»Waraa les Vainqueurs » évoquent la menace de la coalition des 14 de renouer avec les manifestations de rue, toute chose qui, selon l’hebdomadaire, traduit « une volonté notoire de l’opposition d’asphyxier l’économie du pays ». Mais ce n’est pas tout, cette posture du groupe des 14 fait « planer l’incertitude sur la sortie de crise », ajoute le journal.
En réalité, les manifestations prévues la semaine prochaine n’auront pas lieu et pour cause.
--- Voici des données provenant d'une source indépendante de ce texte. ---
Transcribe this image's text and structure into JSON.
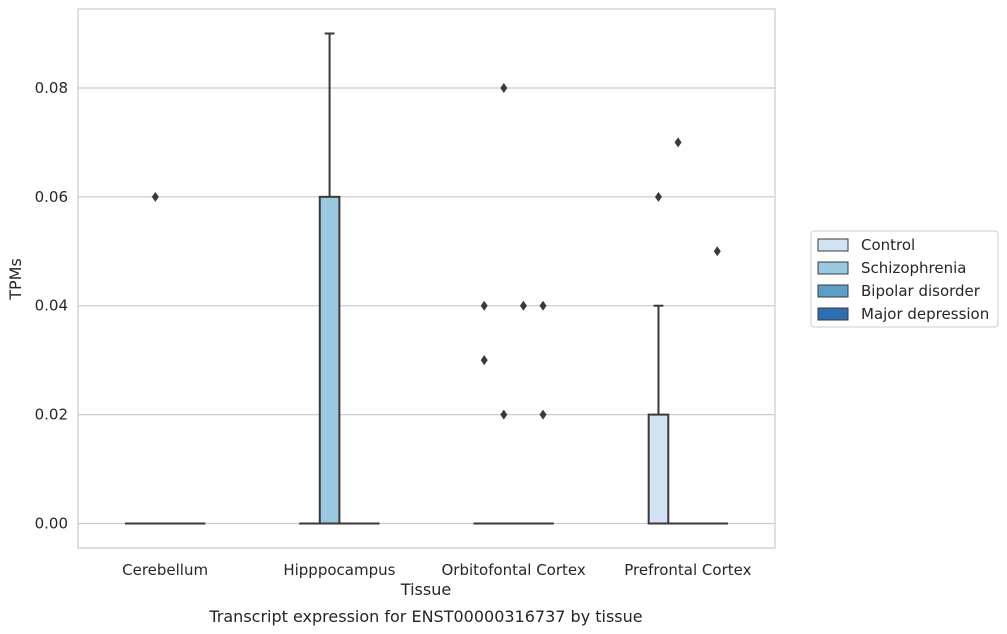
{
  "caption": "Transcript expression for ENST00000316737 by tissue",
  "chart_data": {
    "type": "box",
    "xlabel": "Tissue",
    "ylabel": "TPMs",
    "ylim": [
      -0.0045,
      0.0945
    ],
    "yticks": [
      "0.00",
      "0.02",
      "0.04",
      "0.06",
      "0.08"
    ],
    "grid": true,
    "legend_position": "right",
    "categories": [
      "Cerebellum",
      "Hipppocampus",
      "Orbitofontal Cortex",
      "Prefrontal Cortex"
    ],
    "series": [
      {
        "name": "Control",
        "color": "#d2e3f3",
        "boxes": [
          {
            "category": "Cerebellum",
            "q1": 0,
            "median": 0,
            "q3": 0,
            "whisker_low": 0,
            "whisker_high": 0,
            "outliers": []
          },
          {
            "category": "Hipppocampus",
            "q1": 0,
            "median": 0,
            "q3": 0,
            "whisker_low": 0,
            "whisker_high": 0,
            "outliers": []
          },
          {
            "category": "Orbitofontal Cortex",
            "q1": 0,
            "median": 0,
            "q3": 0,
            "whisker_low": 0,
            "whisker_high": 0,
            "outliers": [
              0.04,
              0.03
            ]
          },
          {
            "category": "Prefrontal Cortex",
            "q1": 0,
            "median": 0,
            "q3": 0.02,
            "whisker_low": 0,
            "whisker_high": 0.04,
            "outliers": [
              0.06
            ]
          }
        ]
      },
      {
        "name": "Schizophrenia",
        "color": "#9ac8e0",
        "boxes": [
          {
            "category": "Cerebellum",
            "q1": 0,
            "median": 0,
            "q3": 0,
            "whisker_low": 0,
            "whisker_high": 0,
            "outliers": [
              0.06
            ]
          },
          {
            "category": "Hipppocampus",
            "q1": 0,
            "median": 0,
            "q3": 0.06,
            "whisker_low": 0,
            "whisker_high": 0.09,
            "outliers": []
          },
          {
            "category": "Orbitofontal Cortex",
            "q1": 0,
            "median": 0,
            "q3": 0,
            "whisker_low": 0,
            "whisker_high": 0,
            "outliers": [
              0.08,
              0.02
            ]
          },
          {
            "category": "Prefrontal Cortex",
            "q1": 0,
            "median": 0,
            "q3": 0,
            "whisker_low": 0,
            "whisker_high": 0,
            "outliers": [
              0.07
            ]
          }
        ]
      },
      {
        "name": "Bipolar disorder",
        "color": "#5a9ec9",
        "boxes": [
          {
            "category": "Cerebellum",
            "q1": 0,
            "median": 0,
            "q3": 0,
            "whisker_low": 0,
            "whisker_high": 0,
            "outliers": []
          },
          {
            "category": "Hipppocampus",
            "q1": 0,
            "median": 0,
            "q3": 0,
            "whisker_low": 0,
            "whisker_high": 0,
            "outliers": []
          },
          {
            "category": "Orbitofontal Cortex",
            "q1": 0,
            "median": 0,
            "q3": 0,
            "whisker_low": 0,
            "whisker_high": 0,
            "outliers": [
              0.04
            ]
          },
          {
            "category": "Prefrontal Cortex",
            "q1": 0,
            "median": 0,
            "q3": 0,
            "whisker_low": 0,
            "whisker_high": 0,
            "outliers": []
          }
        ]
      },
      {
        "name": "Major depression",
        "color": "#2d6fb0",
        "boxes": [
          {
            "category": "Cerebellum",
            "q1": 0,
            "median": 0,
            "q3": 0,
            "whisker_low": 0,
            "whisker_high": 0,
            "outliers": []
          },
          {
            "category": "Hipppocampus",
            "q1": 0,
            "median": 0,
            "q3": 0,
            "whisker_low": 0,
            "whisker_high": 0,
            "outliers": []
          },
          {
            "category": "Orbitofontal Cortex",
            "q1": 0,
            "median": 0,
            "q3": 0,
            "whisker_low": 0,
            "whisker_high": 0,
            "outliers": [
              0.04,
              0.02
            ]
          },
          {
            "category": "Prefrontal Cortex",
            "q1": 0,
            "median": 0,
            "q3": 0,
            "whisker_low": 0,
            "whisker_high": 0,
            "outliers": [
              0.05
            ]
          }
        ]
      }
    ]
  }
}
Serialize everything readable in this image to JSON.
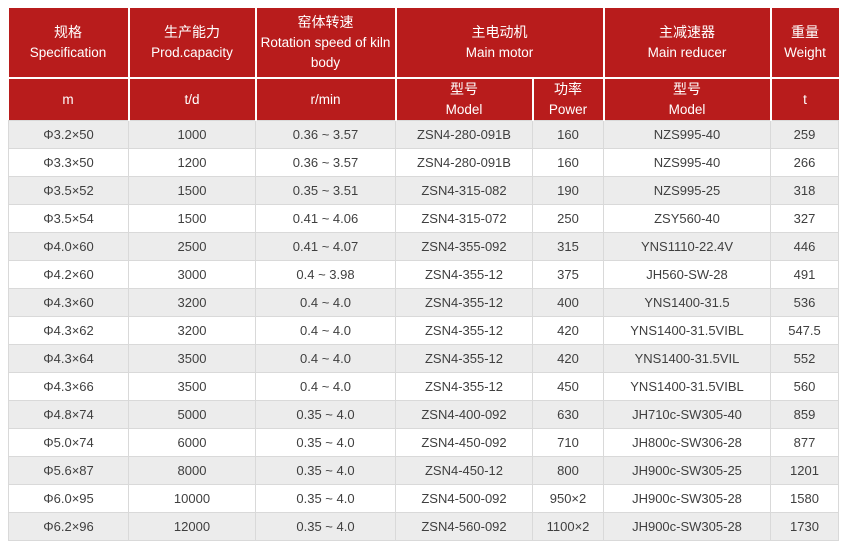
{
  "theme": {
    "header_bg": "#b81c1c",
    "header_text": "#ffffff",
    "row_alt_bg": "#ececec",
    "row_bg": "#ffffff",
    "border_color": "#d9d9d9",
    "cell_text": "#3f3f3f"
  },
  "table": {
    "header": {
      "spec": {
        "zh": "规格",
        "en": "Specification",
        "unit": "m"
      },
      "capacity": {
        "zh": "生产能力",
        "en": "Prod.capacity",
        "unit": "t/d"
      },
      "rotation": {
        "zh": "窑体转速",
        "en": "Rotation speed of kiln body",
        "unit": "r/min"
      },
      "motor": {
        "zh": "主电动机",
        "en": "Main motor"
      },
      "motor_model": {
        "zh": "型号",
        "en": "Model"
      },
      "motor_power": {
        "zh": "功率",
        "en": "Power"
      },
      "reducer": {
        "zh": "主减速器",
        "en": "Main reducer"
      },
      "reducer_model": {
        "zh": "型号",
        "en": "Model"
      },
      "weight": {
        "zh": "重量",
        "en": "Weight",
        "unit": "t"
      }
    },
    "rows": [
      [
        "Φ3.2×50",
        "1000",
        "0.36 ~ 3.57",
        "ZSN4-280-091B",
        "160",
        "NZS995-40",
        "259"
      ],
      [
        "Φ3.3×50",
        "1200",
        "0.36 ~ 3.57",
        "ZSN4-280-091B",
        "160",
        "NZS995-40",
        "266"
      ],
      [
        "Φ3.5×52",
        "1500",
        "0.35 ~ 3.51",
        "ZSN4-315-082",
        "190",
        "NZS995-25",
        "318"
      ],
      [
        "Φ3.5×54",
        "1500",
        "0.41 ~ 4.06",
        "ZSN4-315-072",
        "250",
        "ZSY560-40",
        "327"
      ],
      [
        "Φ4.0×60",
        "2500",
        "0.41 ~ 4.07",
        "ZSN4-355-092",
        "315",
        "YNS1110-22.4V",
        "446"
      ],
      [
        "Φ4.2×60",
        "3000",
        "0.4 ~ 3.98",
        "ZSN4-355-12",
        "375",
        "JH560-SW-28",
        "491"
      ],
      [
        "Φ4.3×60",
        "3200",
        "0.4 ~ 4.0",
        "ZSN4-355-12",
        "400",
        "YNS1400-31.5",
        "536"
      ],
      [
        "Φ4.3×62",
        "3200",
        "0.4 ~ 4.0",
        "ZSN4-355-12",
        "420",
        "YNS1400-31.5VIBL",
        "547.5"
      ],
      [
        "Φ4.3×64",
        "3500",
        "0.4 ~ 4.0",
        "ZSN4-355-12",
        "420",
        "YNS1400-31.5VIL",
        "552"
      ],
      [
        "Φ4.3×66",
        "3500",
        "0.4 ~ 4.0",
        "ZSN4-355-12",
        "450",
        "YNS1400-31.5VIBL",
        "560"
      ],
      [
        "Φ4.8×74",
        "5000",
        "0.35 ~ 4.0",
        "ZSN4-400-092",
        "630",
        "JH710c-SW305-40",
        "859"
      ],
      [
        "Φ5.0×74",
        "6000",
        "0.35 ~ 4.0",
        "ZSN4-450-092",
        "710",
        "JH800c-SW306-28",
        "877"
      ],
      [
        "Φ5.6×87",
        "8000",
        "0.35 ~ 4.0",
        "ZSN4-450-12",
        "800",
        "JH900c-SW305-25",
        "1201"
      ],
      [
        "Φ6.0×95",
        "10000",
        "0.35 ~ 4.0",
        "ZSN4-500-092",
        "950×2",
        "JH900c-SW305-28",
        "1580"
      ],
      [
        "Φ6.2×96",
        "12000",
        "0.35 ~ 4.0",
        "ZSN4-560-092",
        "1100×2",
        "JH900c-SW305-28",
        "1730"
      ]
    ]
  }
}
Le facilitateur a en effet demandé à la coalition d’y renoncer, question de lui donner le temps d’échanger avec le gouvernement et le pouvoir en place, expliquent »Forum de la Semaine », »Liberté » et »Le Tonnerre ». »L’Eveil de la Nation » l’annonce à sa manière, la publication signale que c’est l’opposition de Nana Akufo-Addo à l’idée de la reprise des manifestations de la coalition qui a amené celle-ci à « se rebiffer ». Pour sa part, »Togoréveil » croit savoir que la délégation du groupe des 14 qui a fait cette semaine le déplacement à Accra pour rencontrer le président ghanéen a été « sermonnée »comme des gamins » » dans leur projet de faire à nouveau descendre les populations dans la rue.
Quoi qu’il en soit, il est à retenir que la coalition sursoit à ses manifestations de la semaine prochaine, mettant ainsi la « pression sur la facilitation », relève »L’Alternative ». Le bihebdomadaire se demande si le président ghanéen « arrivera à convaincre le régime de suspendre le processus électoral », qui est la pomme de discorde. « Le salut viendra-t-il d’Accra ? » s’interroge à son tour »Le Tonnerre ».
»Liberté » répond et assure que « connaissant l’incurie légendaire des tenants du pouvoir en place et l’état d’esprit de Faure Gnassingbé, il ne faut pas trop compter sur leur bonne foi » pour faire avancer les choses. Le quotidien note que « la reprise des manifestations n’est pas loin ». Toutefois, le tabloïd salue la décision du groupe des 14 de renoncer momentanément à son programme de manifestation dans la mesure où elle vient « clouer le bec à ses détracteurs » qui l’accusent de vouloir faire échouer les pourparlers.
Le pouvoir qui autorise la poursuite du processus électoral et l’opposition qui menace de recourir à la rue, »Le Tonnerre » regrette un « retour à la case de départ ». Sur le sujet, »Togoréveil » souligne que c’est « sous la double pression » du facilitateur et du ministre de la Sécurité que la coalition « annule » les manifestations programmées. Il faut dire que l’autre motif avancé par la coalition pour reprendre les marches est le « passage à tabac » de la population à Kparatao par des militaires. Suite à ces accusations, le ministre de la Sécurité a fait une sortie médiatique pour « remettre les pendules à l’heure », rappelle »Togoréveil ».
Le Colonel Yark a « démonté les arguments » du G14, commentent »Waraa les Vainqueurs ». »L’Union pour la Patrie » renchérit et mentionne que « l’expédition punitive de Kparatao est un mensonge grossier ». A l’aune des explications du ministre, »L’Eveil de la Nation » indique que l’opposition « utilise des fake news pour justifier sa volonté de maintenir le Togo dans la crise ». »Le Canard Indépendant » précise que la coalition sursoit à sa série de marches mais « exige une enquête sur Kparatao ».
In fine, que pourra-t-on attendre du dialogue politique en cours ? Le ministre Bawara rassure dans des propos rapportés par »Forum de la Semaine » et »Le Canard Indépendant » que « le chef de l’Etat compte parvenir à un compromis avec l’opposition ».
Sur un tout autre sujet, »Le Tonnerre » questionne ce qui « se passe au juste » avec la convocation au SRI des professeurs Ihou Wateba et David Dosseh de la faculté de Médecine. Ces convocations seraient liées à des soupçons de tripatouillage de notes. »L’Alternative » parle de « harcèlement, intimidations, menaces et méthode d’un Etat voyou ». A en croire »Liberté », « la famille du professeur Ihou Wateba dénonce une cabale, pendant que les activités de la Faculté sont à l’arrêt ».
Par ailleurs, la presse du jour se fait l’écho de la célébration hier de la journée internationale de la femme.